Since $850 million was covered this week thus implying a gap of $1.25 billion.
But analysts said the new loan of $850 million taken by VRL this week to repay bondholders before May-end will carry higher interest than VRL’s existing bonds but would help it to avoid any default.
VRL still has several fund-raising options, including higher dividend upstreaming (to a lesser extent in FY24 vs 2023) from its subsidiaries even as their cash piles dry up.
“Separately, Vedanta Limited’s FY23 earnings were slightly better than we had feared, and FY24 production guidance was robustly higher year-on-year across most divisions post various debottlenecking and plant capacity expansion works conducted in FY23,” said a report by Credit Sights, a research firm.
The group plans to reduce VRL’s total debt by $4 billion by FY26 as compared to its April-end 2023 debt of $6.8 billion.
While downgrading Vedanta’s debt in March this year, rating firm Crisil said Vedanta’s profitability, leverage and financial flexibility could be materially impacted by slower-than-expected improvement in operational cost efficiencies, subdued volume growth in operational entities along with delayed or lower refinancing by VRL.
“While maturities of the first quarter of fiscal 2024 should be paid off, Crisil Ratings understand that VRL will look to part-refinance and part-repay the maturities beyond the first half of fiscal 2024 as well.
“However, timely closure (at least 3-6 months before) of a credible refinancing plan for loan maturities of the second half of fiscal 2024 and thereafter, will be a key monitorable as VRL faces significant refinancing risk till fiscal 2025,” the rating firm said.
Bankers say the group may also look at diluting 4-5 per cent in the Indian listed entity.
In the March quarter, the group sold shares worth $200 million to raise funds.

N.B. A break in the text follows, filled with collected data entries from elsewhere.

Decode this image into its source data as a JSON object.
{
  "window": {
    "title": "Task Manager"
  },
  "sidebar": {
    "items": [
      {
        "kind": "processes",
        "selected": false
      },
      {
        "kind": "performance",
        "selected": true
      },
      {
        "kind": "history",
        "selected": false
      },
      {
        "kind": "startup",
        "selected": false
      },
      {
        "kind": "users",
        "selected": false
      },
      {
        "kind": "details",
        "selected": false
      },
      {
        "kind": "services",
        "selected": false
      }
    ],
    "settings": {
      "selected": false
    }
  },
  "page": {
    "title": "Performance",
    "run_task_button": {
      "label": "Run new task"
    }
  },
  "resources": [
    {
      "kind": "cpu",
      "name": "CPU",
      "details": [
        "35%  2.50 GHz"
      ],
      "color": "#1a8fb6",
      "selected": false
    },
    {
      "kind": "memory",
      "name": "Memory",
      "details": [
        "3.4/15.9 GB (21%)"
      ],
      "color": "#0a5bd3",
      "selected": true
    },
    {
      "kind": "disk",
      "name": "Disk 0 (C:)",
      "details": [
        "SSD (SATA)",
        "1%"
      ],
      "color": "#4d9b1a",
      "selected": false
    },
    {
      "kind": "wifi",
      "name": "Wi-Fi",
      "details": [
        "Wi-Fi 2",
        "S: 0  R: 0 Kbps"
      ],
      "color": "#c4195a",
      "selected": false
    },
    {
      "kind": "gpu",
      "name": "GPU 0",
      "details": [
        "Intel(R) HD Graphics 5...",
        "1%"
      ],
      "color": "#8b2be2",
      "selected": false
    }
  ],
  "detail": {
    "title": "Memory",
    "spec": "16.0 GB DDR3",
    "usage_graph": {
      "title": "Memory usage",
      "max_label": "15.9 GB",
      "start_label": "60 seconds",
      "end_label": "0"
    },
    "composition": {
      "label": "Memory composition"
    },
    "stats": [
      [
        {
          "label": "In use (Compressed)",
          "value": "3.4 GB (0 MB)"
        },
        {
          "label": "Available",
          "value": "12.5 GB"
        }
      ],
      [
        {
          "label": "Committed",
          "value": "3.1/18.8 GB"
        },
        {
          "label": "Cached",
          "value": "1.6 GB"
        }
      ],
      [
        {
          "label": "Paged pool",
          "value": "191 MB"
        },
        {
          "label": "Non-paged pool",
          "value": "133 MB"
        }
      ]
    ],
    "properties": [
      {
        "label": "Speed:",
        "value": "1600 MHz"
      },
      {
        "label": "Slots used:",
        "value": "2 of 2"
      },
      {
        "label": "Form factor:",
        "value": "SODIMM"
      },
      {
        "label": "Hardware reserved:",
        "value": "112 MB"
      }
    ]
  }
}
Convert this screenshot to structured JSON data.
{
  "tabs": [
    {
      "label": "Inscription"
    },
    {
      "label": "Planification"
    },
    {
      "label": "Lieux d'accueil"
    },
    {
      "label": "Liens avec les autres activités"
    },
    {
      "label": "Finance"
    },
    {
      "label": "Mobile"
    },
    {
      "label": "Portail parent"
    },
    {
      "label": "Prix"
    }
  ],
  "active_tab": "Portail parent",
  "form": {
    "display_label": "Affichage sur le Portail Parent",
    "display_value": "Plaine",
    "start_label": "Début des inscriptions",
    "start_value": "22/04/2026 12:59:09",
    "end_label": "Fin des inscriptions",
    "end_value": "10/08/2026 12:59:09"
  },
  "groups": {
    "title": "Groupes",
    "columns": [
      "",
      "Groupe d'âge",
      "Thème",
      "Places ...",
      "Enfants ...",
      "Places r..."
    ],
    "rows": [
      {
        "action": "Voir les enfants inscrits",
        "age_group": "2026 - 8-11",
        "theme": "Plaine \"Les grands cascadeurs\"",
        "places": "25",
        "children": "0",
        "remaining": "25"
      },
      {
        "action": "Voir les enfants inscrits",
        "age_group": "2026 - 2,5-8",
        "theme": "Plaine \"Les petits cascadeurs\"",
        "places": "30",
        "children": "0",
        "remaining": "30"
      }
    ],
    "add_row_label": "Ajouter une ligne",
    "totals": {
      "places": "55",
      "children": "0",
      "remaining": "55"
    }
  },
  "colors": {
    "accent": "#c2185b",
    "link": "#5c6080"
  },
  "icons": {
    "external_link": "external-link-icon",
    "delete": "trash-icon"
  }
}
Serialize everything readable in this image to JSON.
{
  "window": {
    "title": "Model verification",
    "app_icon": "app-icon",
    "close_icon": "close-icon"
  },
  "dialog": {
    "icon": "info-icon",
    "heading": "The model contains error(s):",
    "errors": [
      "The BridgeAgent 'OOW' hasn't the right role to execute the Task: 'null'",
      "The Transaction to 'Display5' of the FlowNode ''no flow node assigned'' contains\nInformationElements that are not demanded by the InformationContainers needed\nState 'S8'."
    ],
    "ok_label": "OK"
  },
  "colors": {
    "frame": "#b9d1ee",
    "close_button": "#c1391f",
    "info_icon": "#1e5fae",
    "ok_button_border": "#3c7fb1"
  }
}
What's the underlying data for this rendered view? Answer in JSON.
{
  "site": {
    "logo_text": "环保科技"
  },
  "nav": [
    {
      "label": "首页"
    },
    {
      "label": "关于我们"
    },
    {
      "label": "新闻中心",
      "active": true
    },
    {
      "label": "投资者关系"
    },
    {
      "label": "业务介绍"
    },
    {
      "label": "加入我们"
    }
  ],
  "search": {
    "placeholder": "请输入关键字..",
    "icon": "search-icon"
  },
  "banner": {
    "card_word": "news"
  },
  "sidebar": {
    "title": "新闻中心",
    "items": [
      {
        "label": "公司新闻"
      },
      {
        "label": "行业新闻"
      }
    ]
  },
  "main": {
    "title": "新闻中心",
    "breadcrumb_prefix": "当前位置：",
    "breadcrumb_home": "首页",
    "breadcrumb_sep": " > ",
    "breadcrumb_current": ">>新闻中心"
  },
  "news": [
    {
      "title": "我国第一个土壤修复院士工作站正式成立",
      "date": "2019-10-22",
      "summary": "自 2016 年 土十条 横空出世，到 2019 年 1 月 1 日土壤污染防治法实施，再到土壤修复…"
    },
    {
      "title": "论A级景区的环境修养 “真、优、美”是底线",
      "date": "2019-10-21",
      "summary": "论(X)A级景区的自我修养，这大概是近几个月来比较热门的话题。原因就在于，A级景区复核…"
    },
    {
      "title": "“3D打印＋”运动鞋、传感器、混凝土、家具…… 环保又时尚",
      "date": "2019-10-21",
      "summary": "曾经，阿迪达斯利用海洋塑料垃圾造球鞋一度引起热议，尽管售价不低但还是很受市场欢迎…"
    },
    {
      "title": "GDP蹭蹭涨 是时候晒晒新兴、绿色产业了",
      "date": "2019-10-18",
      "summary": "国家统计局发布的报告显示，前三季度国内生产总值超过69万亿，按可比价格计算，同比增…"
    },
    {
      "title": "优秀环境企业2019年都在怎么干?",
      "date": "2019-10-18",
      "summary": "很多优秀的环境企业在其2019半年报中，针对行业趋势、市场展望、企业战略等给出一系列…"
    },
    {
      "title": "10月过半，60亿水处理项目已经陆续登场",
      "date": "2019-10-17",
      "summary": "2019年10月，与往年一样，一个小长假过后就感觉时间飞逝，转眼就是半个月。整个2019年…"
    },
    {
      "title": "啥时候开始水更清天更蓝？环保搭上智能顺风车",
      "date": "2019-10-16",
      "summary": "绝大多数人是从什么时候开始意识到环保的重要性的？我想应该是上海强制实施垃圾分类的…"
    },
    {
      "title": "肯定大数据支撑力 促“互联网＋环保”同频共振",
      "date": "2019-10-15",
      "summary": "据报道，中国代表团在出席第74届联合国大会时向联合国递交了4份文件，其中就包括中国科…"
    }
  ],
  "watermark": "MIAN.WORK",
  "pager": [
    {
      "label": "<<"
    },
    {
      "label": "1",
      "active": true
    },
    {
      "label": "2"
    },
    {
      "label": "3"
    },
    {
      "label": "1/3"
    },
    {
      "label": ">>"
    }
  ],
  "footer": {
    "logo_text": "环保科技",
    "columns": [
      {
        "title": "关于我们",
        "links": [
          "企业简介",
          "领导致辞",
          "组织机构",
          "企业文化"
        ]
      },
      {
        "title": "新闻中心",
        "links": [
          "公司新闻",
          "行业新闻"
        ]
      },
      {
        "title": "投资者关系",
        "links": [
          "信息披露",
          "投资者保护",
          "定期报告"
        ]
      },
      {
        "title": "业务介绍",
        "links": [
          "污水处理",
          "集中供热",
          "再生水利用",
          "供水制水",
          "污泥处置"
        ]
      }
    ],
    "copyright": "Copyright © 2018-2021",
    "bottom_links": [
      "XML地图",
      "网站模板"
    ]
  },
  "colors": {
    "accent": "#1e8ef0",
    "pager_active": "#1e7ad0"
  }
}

The question is what this implies for the stability of the business when the London-headquartered entity is squeezing its Indian subsidiaries for cash.
The head of a financial services firm requesting anonymity, said, “Agarwal has weathered many storms in the past including shut down of key iron ore producing mines in Goa by the court, bauxite mines in Odisha, and copper production unit Tamil Nadu by the government.
“This is yet another temporary hurdle for him.”